While at Wilton Park, we heard Arab frustration at not just the postponement of the conference but also the manner in which the postponement was handled by the co-convenors of the conference (the US, UK and Russia), the United Nations (under whose auspices it was being held) and Finland (the conference facilitator)—each of whom presented different, varying statements explaining the reasons for putting the meeting off. The situation may cause the Arab world to turn away from regional cooperation and towards focusing more on their own security, it was argued. Were that to happen, of course, it could entail serious consequences for the long-term integrity of the NPT in the Middle Eastern region as well as beyond it.
More positively, we also heard commitments from those involved in what has become known as the ‘Helsinki process’ that this process remained very much ongoing—hence the stressing that postponement does not amount to cancellation—and hopes, bordering on optimism, that continued diplomatic efforts would lead to the conference being held in the early part of 2013. Making this conference a reality has never been closer, a representative of one of the co-convenors noted, and to give up or ease off now in efforts to ensure that it goes ahead soon would be a huge mistake.
Predictably enough, Iran and its nuclear programme was also a key talking point among participants, as was North Korea, which last week successfully launched a long-range rocket that perhaps one day might be able to carry one of the country’s nuclear explosive devices. On ‘red lines’, of which there has been much talk in recent months with regard to Iran, it was noted by one participant that for all the talk of using such lines—whatever they may be—to set limits on Iran, North Korea has been getting away with, benefitting from, and forcing the constant readjustment of, the red lines and dire warnings of the international community for years.
In terms of verification and monitoring, getting a better look at North Korea’s nuclear programme remains off the table, for now at least, but in Iran there remains hope that the country’s rulers will ratify and begin implementation of the IAEA’s Additional Protocol. If that Protocol was in force in Iran, IAEA inspectors would have a far greater ability to verify Iranian claims that its nuclear programme is entirely peaceful in nature and intention—with the Protocol therefore standing as one of the best ways for Iran to address international concerns over its nuclear activities (fissile material production in particular). The conference heard, though, that an Additional Protocol wouldn’t represent a cure-all to suspicions over Iran and that verification measures going beyond those contained in the Protocol would probably be necessary to satisfy international concerns—a kind of ‘Additional Protocol plus’ specifically tailored to the Iranian case.

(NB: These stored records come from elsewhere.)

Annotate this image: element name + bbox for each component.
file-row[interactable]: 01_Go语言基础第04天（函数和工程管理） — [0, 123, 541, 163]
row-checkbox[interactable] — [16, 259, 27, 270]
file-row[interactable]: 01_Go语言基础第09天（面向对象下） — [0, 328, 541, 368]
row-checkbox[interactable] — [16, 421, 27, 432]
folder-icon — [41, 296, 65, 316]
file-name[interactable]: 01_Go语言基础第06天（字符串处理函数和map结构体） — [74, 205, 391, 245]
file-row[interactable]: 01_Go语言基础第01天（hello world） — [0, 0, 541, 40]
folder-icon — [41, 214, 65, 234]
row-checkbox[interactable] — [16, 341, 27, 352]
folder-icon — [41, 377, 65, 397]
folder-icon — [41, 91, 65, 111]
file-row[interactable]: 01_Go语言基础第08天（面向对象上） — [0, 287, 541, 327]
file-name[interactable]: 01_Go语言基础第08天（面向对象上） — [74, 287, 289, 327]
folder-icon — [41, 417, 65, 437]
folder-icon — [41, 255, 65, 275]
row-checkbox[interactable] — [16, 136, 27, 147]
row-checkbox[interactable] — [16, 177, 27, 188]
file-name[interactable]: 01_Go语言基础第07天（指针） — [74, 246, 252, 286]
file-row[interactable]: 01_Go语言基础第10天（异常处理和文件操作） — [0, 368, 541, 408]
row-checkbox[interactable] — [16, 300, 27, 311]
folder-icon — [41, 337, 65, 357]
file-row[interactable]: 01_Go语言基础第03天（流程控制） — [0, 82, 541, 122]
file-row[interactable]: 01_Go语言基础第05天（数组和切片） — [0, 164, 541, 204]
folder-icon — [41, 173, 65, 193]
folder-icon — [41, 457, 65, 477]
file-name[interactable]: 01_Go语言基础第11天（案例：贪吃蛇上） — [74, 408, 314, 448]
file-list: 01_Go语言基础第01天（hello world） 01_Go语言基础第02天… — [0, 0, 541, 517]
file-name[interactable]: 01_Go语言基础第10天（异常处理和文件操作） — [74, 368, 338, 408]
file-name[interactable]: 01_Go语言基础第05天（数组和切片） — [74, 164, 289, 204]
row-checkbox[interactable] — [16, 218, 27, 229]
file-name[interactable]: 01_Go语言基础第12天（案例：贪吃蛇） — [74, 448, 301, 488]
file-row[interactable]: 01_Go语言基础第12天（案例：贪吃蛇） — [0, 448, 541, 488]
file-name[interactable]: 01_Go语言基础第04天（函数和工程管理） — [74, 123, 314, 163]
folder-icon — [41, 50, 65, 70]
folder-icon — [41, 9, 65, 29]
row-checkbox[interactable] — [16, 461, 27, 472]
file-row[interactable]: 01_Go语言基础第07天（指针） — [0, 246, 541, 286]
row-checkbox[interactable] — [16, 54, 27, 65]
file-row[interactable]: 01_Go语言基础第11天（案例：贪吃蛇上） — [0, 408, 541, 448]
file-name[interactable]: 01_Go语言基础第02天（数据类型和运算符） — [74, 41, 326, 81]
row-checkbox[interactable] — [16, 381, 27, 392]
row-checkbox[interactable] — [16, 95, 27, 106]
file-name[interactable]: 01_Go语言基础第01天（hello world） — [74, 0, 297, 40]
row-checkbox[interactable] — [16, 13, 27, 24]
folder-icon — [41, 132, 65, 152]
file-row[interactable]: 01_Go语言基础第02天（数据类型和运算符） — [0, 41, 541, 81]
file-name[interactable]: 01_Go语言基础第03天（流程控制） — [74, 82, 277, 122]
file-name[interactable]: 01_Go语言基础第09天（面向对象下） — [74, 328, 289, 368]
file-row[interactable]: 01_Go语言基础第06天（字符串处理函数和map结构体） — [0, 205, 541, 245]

This post, of course, merely offers a brief flavour of the arguments, concerns and opinions expressed at Wilton Park last week. If it is possible to provide a general overview in just a few words, it would be to say that what was said was for the most part forward-looking towards what might come, and what might be done, in 2013 and beyond. The preparatory process for the 2015 NPT review conference is now underway—the first of three annual ‘PrepCom’ meetings was held earlier this year in Vienna—and there seems to be a sense among the nuclear arms control community that time is passing quicker now and that the next review conference, which has a high bar to meet after the widely-considered success of 2010, will be here in next to no time at all.